Batı demokrasisi ve oradaki hakları yayılmacılıkla bağlantılı olarak açıklamanın bir yanı şu: Geri ülkelerin egemen sınıfları kendi egemenliklerinin ve demokrasi düşmanlıklarının sorgulanmaması için böyle bir ideolojiyi yayıyorlar. Bu sınıf mücadelesinin bir biçimi. Ama burada başka bir gerçek de vardır. Sosyolojik olarak baktığımızda, demokrasi, sınıflı ve sömüren bir toplumda ancak kölelerin sırtında var olabilmiştir. İster Atina demokrasisi ister İngiliz, ABD veya AB demokrasisi olsun, böyledir bu somut tarihte.
Burada şunu gözden kaçırmamalı. Egemenler o çıkarsamalarında demokrasiyi çıkmaz ayın son çarşambasına ertelerler. Yani biz de zengin olalım ki biz de demokrasiye geçelim. Bu gerçek tarihin ve olguların tahrifidir. Bu ülkeler az çok demokratik oldukları için zengin oldular, zengin oldukları için demokratik olmadılar. Çünkü az çok demokrasi, devletin nispi güçsüzlüğü, ezilenlerin daha iyi örgütlülüğü, bu ezilenlerin ve işçi sınıfı direnci daha çok ve yoğun çalıştırmaya imkân tanımadığından, yani mutlak artı değer artışına pek imkân tanımadığından kapitalistleri nispi artı değer artışına, yani daha çok modern teknik ve makinalar kullanmaya zorlar. Batı’nın zenginliği ve teknikteki ileriliğinin temelinde bu vardır.
Demokrasi modern çağda, önce uygarlığa bu çok bulaşmamışlık, dolayısıyla Şark’ın binlerce yıllık devletinin öyle güçlü olmadığı koşullarda, Atlantik kıyılarında ve Kuzey Avrupa’da ortaya çıktı. Magna Carta, özünde, bir şark despotu olmak isteyen krala, aşiret şeflerinin “dur bakalım” demesidir. Bunu Kıvılcımlı, İlkel Sosyalizmden Kapitalizme İlk Geçiş: İngiltere adlı eserinde çok güzel açıklar. Sonra bu siyasi üstyapı, uzak dış ticaret üzerinden kapitalizmin gelişimine yol açınca ortaya çıkan yeni sınıf, burjuvazi, politik iktidara ortak olmak için demokrasi bayrağına sarıldı (Tabii o zamanlar adı demokrasi değil, insan hakları, yurttaşlık, cumhuriyet idi.). Sonra iktidarı alınca veya ortak olunca, ezilenleri sattı, demokratik hedeflere karşı mücadeleye başladı. Ama bu sefer tarihe İşçi Sınıfı gibi bir modern üretimin ürünü modern bir sınıf çıktı ve demokrasi bayrağını o ele aldı.

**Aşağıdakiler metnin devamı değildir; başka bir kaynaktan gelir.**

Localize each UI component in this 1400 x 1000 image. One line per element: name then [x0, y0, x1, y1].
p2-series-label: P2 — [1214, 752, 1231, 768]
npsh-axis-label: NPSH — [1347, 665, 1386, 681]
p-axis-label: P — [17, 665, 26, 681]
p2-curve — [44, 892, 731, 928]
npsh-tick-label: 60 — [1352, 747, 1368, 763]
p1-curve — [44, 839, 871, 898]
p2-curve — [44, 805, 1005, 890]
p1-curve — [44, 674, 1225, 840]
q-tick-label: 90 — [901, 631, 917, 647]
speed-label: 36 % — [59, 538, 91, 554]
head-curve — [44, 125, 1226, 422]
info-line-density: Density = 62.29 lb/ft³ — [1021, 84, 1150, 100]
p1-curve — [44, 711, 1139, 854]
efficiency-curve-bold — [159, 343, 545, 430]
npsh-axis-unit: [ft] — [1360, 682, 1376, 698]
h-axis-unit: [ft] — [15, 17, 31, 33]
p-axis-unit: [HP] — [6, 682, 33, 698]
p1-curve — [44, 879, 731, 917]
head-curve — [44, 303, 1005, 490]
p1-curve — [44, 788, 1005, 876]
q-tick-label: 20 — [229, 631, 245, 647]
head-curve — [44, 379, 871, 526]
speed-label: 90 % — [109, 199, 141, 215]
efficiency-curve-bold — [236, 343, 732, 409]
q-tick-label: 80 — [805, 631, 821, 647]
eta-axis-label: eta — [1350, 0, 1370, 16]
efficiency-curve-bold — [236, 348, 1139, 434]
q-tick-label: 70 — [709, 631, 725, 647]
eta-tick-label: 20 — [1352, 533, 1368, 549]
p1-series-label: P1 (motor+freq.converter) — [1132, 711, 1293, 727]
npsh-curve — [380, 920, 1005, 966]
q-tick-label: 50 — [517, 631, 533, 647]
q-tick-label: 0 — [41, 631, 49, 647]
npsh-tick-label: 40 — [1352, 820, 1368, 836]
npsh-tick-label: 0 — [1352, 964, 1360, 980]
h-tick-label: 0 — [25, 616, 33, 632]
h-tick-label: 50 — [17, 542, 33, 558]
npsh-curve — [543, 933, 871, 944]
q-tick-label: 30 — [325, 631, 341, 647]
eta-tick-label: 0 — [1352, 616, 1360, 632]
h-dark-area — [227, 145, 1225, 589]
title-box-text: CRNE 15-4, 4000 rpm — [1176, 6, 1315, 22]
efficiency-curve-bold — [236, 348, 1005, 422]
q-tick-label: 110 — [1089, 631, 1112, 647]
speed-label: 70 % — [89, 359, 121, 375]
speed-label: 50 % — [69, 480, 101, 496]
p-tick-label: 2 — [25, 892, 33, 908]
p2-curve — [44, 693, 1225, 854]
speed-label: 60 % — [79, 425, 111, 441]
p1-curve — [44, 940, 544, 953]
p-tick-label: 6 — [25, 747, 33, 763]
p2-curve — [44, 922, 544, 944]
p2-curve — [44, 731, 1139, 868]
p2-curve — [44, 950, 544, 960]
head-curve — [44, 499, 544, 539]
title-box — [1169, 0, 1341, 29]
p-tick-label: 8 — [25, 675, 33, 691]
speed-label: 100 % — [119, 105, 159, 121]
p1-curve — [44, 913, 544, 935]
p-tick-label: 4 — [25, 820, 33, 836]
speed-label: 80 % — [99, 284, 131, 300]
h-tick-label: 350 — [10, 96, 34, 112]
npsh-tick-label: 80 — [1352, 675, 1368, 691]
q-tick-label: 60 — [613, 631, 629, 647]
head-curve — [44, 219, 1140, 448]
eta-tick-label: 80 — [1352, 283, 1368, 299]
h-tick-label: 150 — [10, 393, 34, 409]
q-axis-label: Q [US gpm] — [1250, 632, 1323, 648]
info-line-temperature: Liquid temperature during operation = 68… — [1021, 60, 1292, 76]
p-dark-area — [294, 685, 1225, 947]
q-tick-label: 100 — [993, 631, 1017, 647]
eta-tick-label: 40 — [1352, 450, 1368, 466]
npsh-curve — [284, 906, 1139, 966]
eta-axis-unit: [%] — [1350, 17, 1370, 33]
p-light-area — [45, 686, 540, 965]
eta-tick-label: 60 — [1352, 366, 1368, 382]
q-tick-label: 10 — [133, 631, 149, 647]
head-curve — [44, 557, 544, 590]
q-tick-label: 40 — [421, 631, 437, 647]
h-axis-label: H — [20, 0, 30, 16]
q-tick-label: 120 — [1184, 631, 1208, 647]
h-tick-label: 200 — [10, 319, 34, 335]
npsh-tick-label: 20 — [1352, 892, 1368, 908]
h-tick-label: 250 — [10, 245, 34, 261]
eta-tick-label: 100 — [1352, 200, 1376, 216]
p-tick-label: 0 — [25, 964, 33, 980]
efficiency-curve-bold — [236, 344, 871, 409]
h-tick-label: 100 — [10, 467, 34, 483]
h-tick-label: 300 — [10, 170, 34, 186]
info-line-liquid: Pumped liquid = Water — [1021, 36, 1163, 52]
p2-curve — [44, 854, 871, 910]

Batı Demokrasisi denen şey işçi sınıfı mücadelelerinin ürünüdür. Tabii emperyalizm aşamasına girişle birlikte bu sefer sömürge ve yeni sömürgelerden gelen artı değerler bu demokrasiyi sürdürme olanağı sağladı. Batının istikrarı denen şey özünde budur. Bu işin bir yanı.

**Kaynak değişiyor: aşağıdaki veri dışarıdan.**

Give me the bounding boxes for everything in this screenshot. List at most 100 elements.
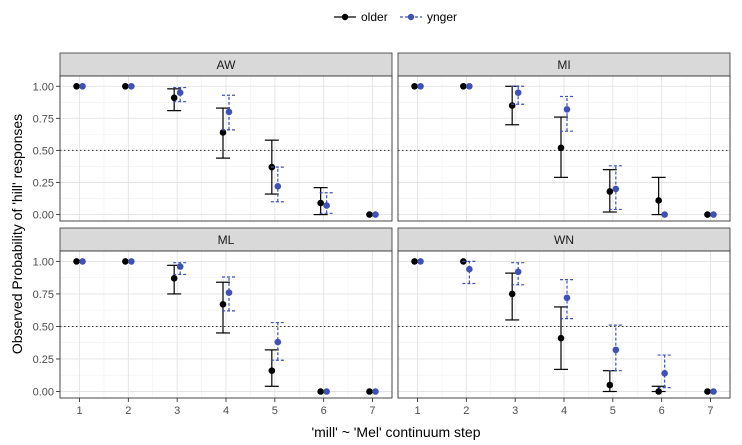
data-point xyxy=(225,108,233,116)
x-tick-label: 1 xyxy=(76,405,82,417)
x-tick-label: 3 xyxy=(174,405,180,417)
y-tick-label: 0.75 xyxy=(33,113,54,125)
data-point xyxy=(219,129,227,136)
series-ynger xyxy=(417,82,717,218)
strip-label: AW xyxy=(217,58,237,72)
error-bar xyxy=(560,95,574,132)
legend-label-older: older xyxy=(361,10,388,24)
error-bar xyxy=(511,85,526,105)
x-tick-label: 4 xyxy=(561,405,567,417)
y-tick-label: 0.25 xyxy=(33,178,54,190)
x-tick-label: 7 xyxy=(369,405,375,417)
panel-border xyxy=(397,75,731,222)
data-point xyxy=(557,334,565,342)
data-point xyxy=(79,82,86,90)
x-tick-label: 2 xyxy=(463,405,469,417)
data-point xyxy=(612,185,620,193)
data-point xyxy=(366,211,373,218)
data-point xyxy=(612,346,620,354)
series-older xyxy=(73,82,373,218)
data-point xyxy=(170,94,178,102)
y-tick-label: 0.50 xyxy=(33,321,54,333)
x-tick-label: 1 xyxy=(414,405,420,417)
data-point xyxy=(411,258,418,265)
data-point xyxy=(563,294,571,302)
strip-label: MI xyxy=(557,58,570,72)
data-point xyxy=(411,82,418,90)
data-point xyxy=(79,258,86,265)
legend-item-older: older xyxy=(334,10,388,24)
strip-label: WN xyxy=(554,233,574,247)
panel-wn: WN 1 2 3 4 5 6 7 xyxy=(397,227,731,417)
data-point xyxy=(710,388,717,395)
x-tick-label: 7 xyxy=(707,405,713,417)
data-point xyxy=(73,82,80,90)
data-point xyxy=(460,82,467,90)
legend-label-ynger: ynger xyxy=(427,10,457,24)
legend-item-ynger: ynger xyxy=(400,10,457,24)
data-point xyxy=(122,258,129,265)
data-point xyxy=(128,82,135,90)
x-tick-label: 2 xyxy=(125,405,131,417)
data-point xyxy=(661,369,668,377)
data-point xyxy=(128,258,135,265)
panels: AW 0.00 0.25 0.50 0.75 1.00 MI ML 0.00 0.25 0.50 0.… xyxy=(33,52,731,417)
x-tick-label: 3 xyxy=(512,405,518,417)
data-point xyxy=(514,89,522,96)
y-tick-label: 0.00 xyxy=(33,210,54,222)
data-point xyxy=(508,290,516,298)
data-point xyxy=(704,211,711,218)
data-point xyxy=(606,381,614,389)
data-point xyxy=(317,388,324,395)
series-older xyxy=(411,82,711,218)
y-axis-title: Observed Probability of 'hill' responses xyxy=(9,114,25,354)
data-point xyxy=(417,258,424,265)
data-point xyxy=(274,338,282,346)
data-point xyxy=(466,82,473,90)
panel-mi: MI xyxy=(397,52,731,222)
data-point xyxy=(563,106,571,113)
series-ynger xyxy=(79,82,379,218)
x-tick-label: 6 xyxy=(321,405,327,417)
data-point xyxy=(323,388,330,395)
y-tick-label: 1.00 xyxy=(33,256,54,268)
y-tick-label: 0.00 xyxy=(33,386,54,398)
data-point xyxy=(73,258,80,265)
y-tick-label: 0.75 xyxy=(33,289,54,301)
panel-ml: ML 0.00 0.25 0.50 0.75 1.00 1 2 3 4 5 6 7 xyxy=(33,227,393,417)
legend-marker-older xyxy=(341,13,349,21)
data-point xyxy=(557,144,565,152)
data-point xyxy=(274,183,282,190)
data-point xyxy=(606,188,614,195)
error-bar xyxy=(270,321,285,361)
data-point xyxy=(225,289,233,296)
x-tick-label: 4 xyxy=(223,405,229,417)
data-point xyxy=(170,275,178,282)
x-tick-label: 6 xyxy=(659,405,665,417)
data-point xyxy=(323,202,330,209)
strip-label: ML xyxy=(218,233,235,247)
y-tick-label: 0.50 xyxy=(33,145,54,157)
data-point xyxy=(655,197,662,204)
data-point xyxy=(466,265,473,273)
panel-aw: AW 0.00 0.25 0.50 0.75 1.00 xyxy=(33,52,393,222)
data-point xyxy=(176,89,184,96)
data-point xyxy=(704,388,711,395)
legend: older ynger xyxy=(334,10,457,24)
data-point xyxy=(317,199,324,207)
y-tick-label: 1.00 xyxy=(33,81,54,93)
x-axis-title: 'mill' ~ 'Mel' continuum step xyxy=(311,424,480,440)
x-tick-label: 5 xyxy=(610,405,616,417)
data-point xyxy=(514,268,522,276)
data-point xyxy=(372,388,379,395)
data-point xyxy=(176,263,184,270)
series-ynger xyxy=(417,258,717,395)
data-point xyxy=(661,211,668,218)
data-point xyxy=(655,388,662,395)
data-point xyxy=(710,211,717,218)
y-tick-label: 0.25 xyxy=(33,354,54,366)
panel-border xyxy=(59,75,393,222)
data-point xyxy=(417,82,424,90)
x-tick-label: 5 xyxy=(272,405,278,417)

Tabii ulusal kurtuluş savaşlarını verenler, modern işçiler değildi, ya da işçi sınıfı küçük bir azınlıktı, genellikle diğer sınıflar mücadele verdiler. Bunların demokrasiye uzaklıkları ise hem kültürel bir boyut hem de sınıfsal bir boyuta sahip. Köylülük ve diğer alt sınıflarda kültürel bir boyut var. Onlar mehdi beklerler, tanrılaştırma eğilimi taşırlar. Binlerce yıllık devletçilik ve klasik uygarlıklar bunu yerleştirmiş. Öte yandan mücadeleye girdiklerinde ne gördülerse onu uyguluyorlar. Öte yandan bu mücadelelere öncülük eden burjuvazi de demokrasiden, yani işçi sınıfından korkuyor. Bu nedenle demokratik bir ulusçuluk ve program geliştirmekten özenle kaçıyor. Ama sadece bu kadar da değil. Bütün dünyada, ulusal kurtuluş savaşlarının pek demokrasi diye bir sorunu olmadı. Bunda onların mücadelesine, varlığı ve oluşturduğu denge ile imkân tanıyan ve ilham veren Sovyetler’in, bir bürokratik karşı devrim yaşamış ve demokrasi düşmanı bir merkezî bürokratik bir diktatörlüğün ideolojisi ve örneği olması da çok etkili oldu. Ve şunu da eklemeli bürokrasiye karşı savaşmış Marksistlerin bile bir ulus ve ulusçuluk teorisi yoktu. Dolayısıyla kendilerinin demokratik bir ulus tasavvuru bile yoktu. Yani onlar da ulusu dille, dinle, tarihle, gelenekle, ortak tarihle var olan bir şey olarak tanımlıyorlardı. Böyle tanımlamaya karşı da pekâlâ bir ulus tanımı yapılabilir ve demokratik bir ulus da kurulabilir. Bir dil, din, tarih, gelenek körü, tüm yurttaşların tüm bu bakımlardan eşit olduğu demokratik bir ulus da mümkündür. Marksistler bunu hedef olarak koyamadılar. Kendileri de gerici bir ulusçuydular ve gerici ulusçuluğun teorisini ve programını yaptılar. Dolayısıyla gerici bir ulusçuluğun egemenliği ile demokrasi de bir arada yaşayamaz. Yani teorik bir eksikliğin günahı da çok büyük.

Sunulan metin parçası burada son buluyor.